Visual Sounds is now Trutone. http://truetone.com/

I own the Route 66 V3 compression/overdrive which I like a lot.


----------



## Dorian2 (Jun 9, 2015)

Hey Budda, yeah....I set up the guitar and amp pretty close to my tone, so I have a good feel for what it will sound like in my setup. I tried a cheaper Beringer. as well. I played with that for 3 turns of a knob or 2 and unplugged it real quick.

RE: foot switch. I don't really have to haul all my gear around much, the board is just a grab and go. I have ab EQ sitting on my amp as well, which may find its way to the board as well. I'm keeping it simple till I build a real board.

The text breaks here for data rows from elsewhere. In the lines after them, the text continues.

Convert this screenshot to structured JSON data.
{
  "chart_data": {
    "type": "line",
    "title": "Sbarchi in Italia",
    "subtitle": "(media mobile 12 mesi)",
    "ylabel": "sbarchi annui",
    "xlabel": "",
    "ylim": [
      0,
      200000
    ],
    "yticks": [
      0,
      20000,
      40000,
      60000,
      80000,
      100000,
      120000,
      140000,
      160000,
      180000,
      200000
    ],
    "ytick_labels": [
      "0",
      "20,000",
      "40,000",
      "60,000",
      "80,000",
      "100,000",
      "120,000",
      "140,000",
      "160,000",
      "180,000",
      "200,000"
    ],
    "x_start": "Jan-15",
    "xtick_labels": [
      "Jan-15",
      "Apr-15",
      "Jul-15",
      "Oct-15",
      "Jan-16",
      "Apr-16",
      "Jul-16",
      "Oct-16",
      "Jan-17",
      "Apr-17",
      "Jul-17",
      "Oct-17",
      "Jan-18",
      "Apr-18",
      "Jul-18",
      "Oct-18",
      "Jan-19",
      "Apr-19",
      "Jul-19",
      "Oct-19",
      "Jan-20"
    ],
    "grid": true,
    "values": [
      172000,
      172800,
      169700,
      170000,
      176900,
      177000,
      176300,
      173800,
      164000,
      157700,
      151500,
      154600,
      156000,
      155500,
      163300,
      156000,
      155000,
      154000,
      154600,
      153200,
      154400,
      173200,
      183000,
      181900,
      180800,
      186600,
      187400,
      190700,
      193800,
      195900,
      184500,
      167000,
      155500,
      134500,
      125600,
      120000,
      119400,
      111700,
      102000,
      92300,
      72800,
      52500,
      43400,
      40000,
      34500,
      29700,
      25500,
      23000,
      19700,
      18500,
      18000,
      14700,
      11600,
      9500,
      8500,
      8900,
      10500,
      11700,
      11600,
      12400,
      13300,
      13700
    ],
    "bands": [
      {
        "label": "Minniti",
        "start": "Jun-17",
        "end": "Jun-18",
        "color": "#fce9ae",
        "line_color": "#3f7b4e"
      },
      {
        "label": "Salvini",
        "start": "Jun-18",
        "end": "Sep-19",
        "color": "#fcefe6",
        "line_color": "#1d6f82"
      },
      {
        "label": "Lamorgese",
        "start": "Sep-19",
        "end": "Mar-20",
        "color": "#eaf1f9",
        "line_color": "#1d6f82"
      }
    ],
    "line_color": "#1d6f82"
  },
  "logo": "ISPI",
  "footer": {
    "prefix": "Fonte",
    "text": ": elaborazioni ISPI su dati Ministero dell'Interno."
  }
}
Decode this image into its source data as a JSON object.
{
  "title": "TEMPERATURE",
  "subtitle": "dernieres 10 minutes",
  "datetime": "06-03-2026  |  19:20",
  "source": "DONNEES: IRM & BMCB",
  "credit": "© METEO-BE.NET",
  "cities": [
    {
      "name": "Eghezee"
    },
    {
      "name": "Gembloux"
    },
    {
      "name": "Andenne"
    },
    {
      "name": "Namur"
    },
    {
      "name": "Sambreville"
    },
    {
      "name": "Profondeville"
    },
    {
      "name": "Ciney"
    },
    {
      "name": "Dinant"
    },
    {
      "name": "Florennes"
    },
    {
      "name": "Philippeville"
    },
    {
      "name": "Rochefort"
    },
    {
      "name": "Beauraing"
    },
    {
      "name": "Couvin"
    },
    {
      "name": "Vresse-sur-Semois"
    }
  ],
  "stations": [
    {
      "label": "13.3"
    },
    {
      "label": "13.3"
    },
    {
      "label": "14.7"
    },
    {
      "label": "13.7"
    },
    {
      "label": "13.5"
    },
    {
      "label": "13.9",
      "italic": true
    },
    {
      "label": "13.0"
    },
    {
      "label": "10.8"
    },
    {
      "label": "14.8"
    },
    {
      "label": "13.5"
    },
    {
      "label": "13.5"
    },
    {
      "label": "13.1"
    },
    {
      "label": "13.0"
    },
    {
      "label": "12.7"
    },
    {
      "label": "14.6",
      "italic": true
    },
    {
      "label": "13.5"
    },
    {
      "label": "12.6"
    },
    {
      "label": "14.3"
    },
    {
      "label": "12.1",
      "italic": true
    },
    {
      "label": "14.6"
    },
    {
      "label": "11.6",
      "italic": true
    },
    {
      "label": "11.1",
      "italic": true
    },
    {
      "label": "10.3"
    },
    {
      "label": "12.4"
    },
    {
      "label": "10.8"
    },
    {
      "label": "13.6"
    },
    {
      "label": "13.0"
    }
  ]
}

GWN...thanks for that. I like the Trutone stuff from what I've heard. The OCD was one I asked to try but they didn't have one available. I'm starting to become a bit of a fan of their stuff. Trutone products are on my hit list for sure.


----------



## Budda (May 29, 2007)

Do you own a similar amp though? While you may have gotten a similar base tone (congrats btw - not everyone can do this let alone easily) it's also about how the pedal reacts with the amp. I use a clean JCM800 with an overdrive pedal for the band. I would take my pedalboard to my other (now former) band's practices, and the OD sounded like a wet fart feeding a 5150 clean channel. Very different circuits, though I had both amps running clean.

Re: board

But if you have a board, and space, why not just mount everything. :S


----------



## Dorian2 (Jun 9, 2015)

Just to let you guys know, although I've played for years now, both professionally and not, the only single pedals I've owned are the DS-1, TU-12H, the new Polytune2, and the Dunlop Volume and Wah. This is the first time I've tried a pedal that wasn't multiFX and digital in a store since about 1986. I guess I can be considered a noob for pedals.


----------



## Dorian2 (Jun 9, 2015)

Budda said:


> Do you own a similar amp though? While you may have gotten a similar base tone (congrats btw - not everyone can do this let alone easily) it's also about how the pedal reacts with the amp. I use a clean JCM800 with an overdrive pedal for the band. I would take my pedalboard to my other (now former) band's practices, and the OD sounded like a wet fart feeding a 5150 clean channel. Very different circuits, though I had both amps running clean.
> 
> Re: board
> 
> But if you have a board, and space, why not just mount everything. :S



Good point Budda. I may have to go to one of the BS dealers here and hope that they have it or something similar. And to be honest about the board setup, I kinda don't have enough cables the right length to facilitate such a bold move as "placing the EQ on the board". Maybe I should ofpicked up a couple of cables as well.....eh.


----------



## Budda (May 29, 2007)

Good news, it's probably worth a second trip!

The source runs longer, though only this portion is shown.